US abandons hunt for WMD

The search for weapons of mass destruction in Iraq has quietly concluded without any evidence of the banned weapons that President George Bush cited as justification for going to war, the White House said today.

The search for weapons of mass destruction in Iraq has quietly concluded without any evidence of the banned weapons that President George Bush cited as justification for going to war, the White House said today.

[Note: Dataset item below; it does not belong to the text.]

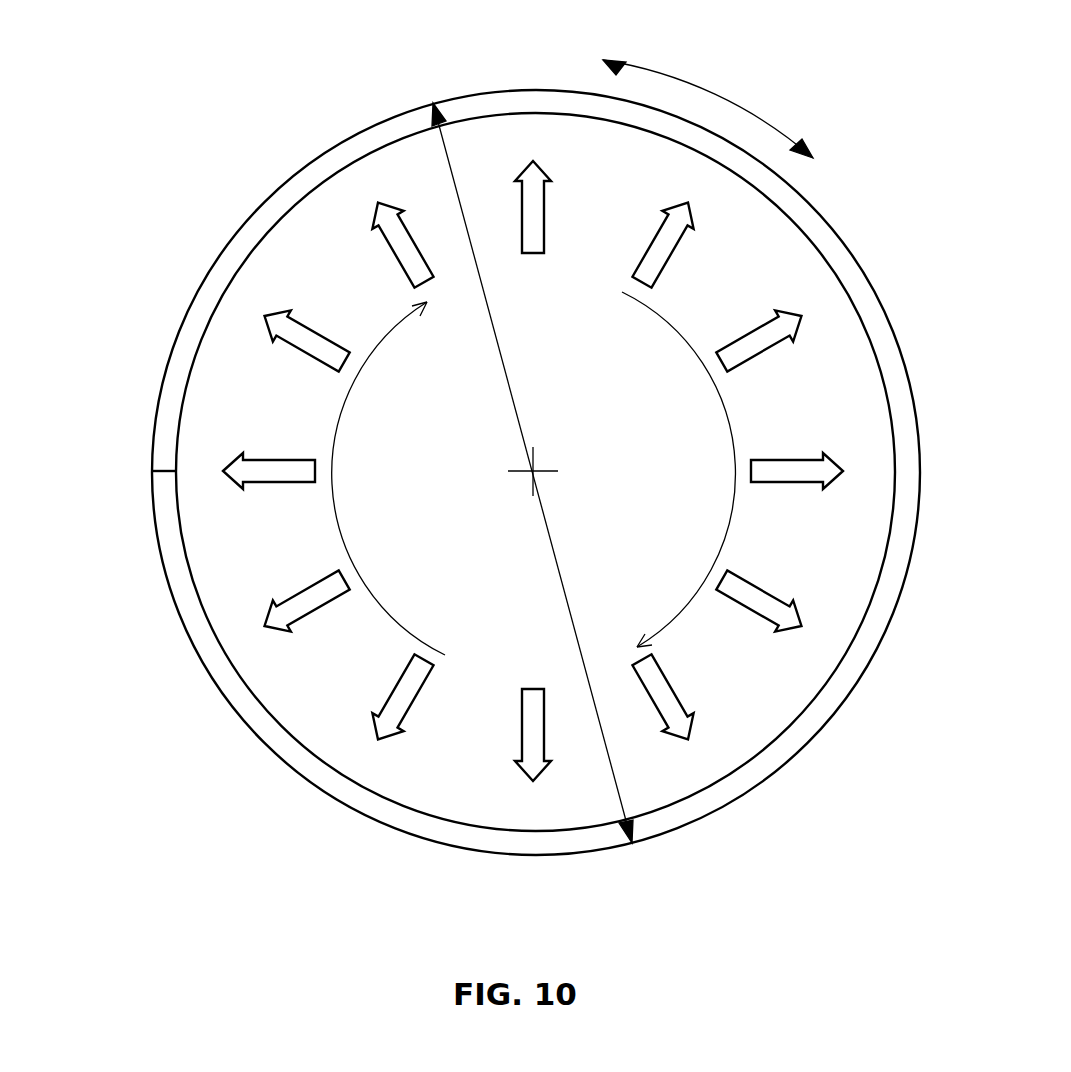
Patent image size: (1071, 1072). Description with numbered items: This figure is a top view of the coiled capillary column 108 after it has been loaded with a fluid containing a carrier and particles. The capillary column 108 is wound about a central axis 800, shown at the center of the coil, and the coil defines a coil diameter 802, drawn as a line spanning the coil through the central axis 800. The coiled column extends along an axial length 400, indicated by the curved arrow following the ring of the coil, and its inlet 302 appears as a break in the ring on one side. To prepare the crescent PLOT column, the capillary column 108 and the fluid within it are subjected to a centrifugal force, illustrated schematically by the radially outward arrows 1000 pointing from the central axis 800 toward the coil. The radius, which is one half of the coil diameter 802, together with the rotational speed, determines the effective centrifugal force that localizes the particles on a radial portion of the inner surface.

The Iraq Survey Group, made up of 1,200 military and intelligence specialists and support staff, spent nearly two years searching military installations, factories and laboratories whose equipment and products might be converted quickly to making weapons.

White House press secretary Scott McClellan said there no longer is an active search for weapons. “There may be a couple, a few people, that are focused on that” but that it has largely concluded, he said.

“If they have any reports of obviously they’ll continue to follow up on those reports,” McClellan said. “A lot of their mission is focused elsewhere now.”

Chief US weapons hunter Charles Duelfer is to deliver his final report on the search next month.

“It’s not going to fundamentally alter the findings of his earlier report,” McClellan said.

Duelfer reported in September that Saddam Hussein not only had no weapons of mass destruction and had not made any since 1991, but that he had no capability of making any either. Bush unapologetically defended his decision to invade Iraq.

Duelfer is expected to report on the removal of enriched uranium, a key ingredient in nuclear weapons production, and that the United States was offering jobs to Iraqis engaged in weapons programs, another administration official said on condition of anonymity.

Bush has appointed a panel to investigate why the intelligence about Iraq’s weapons was wrong.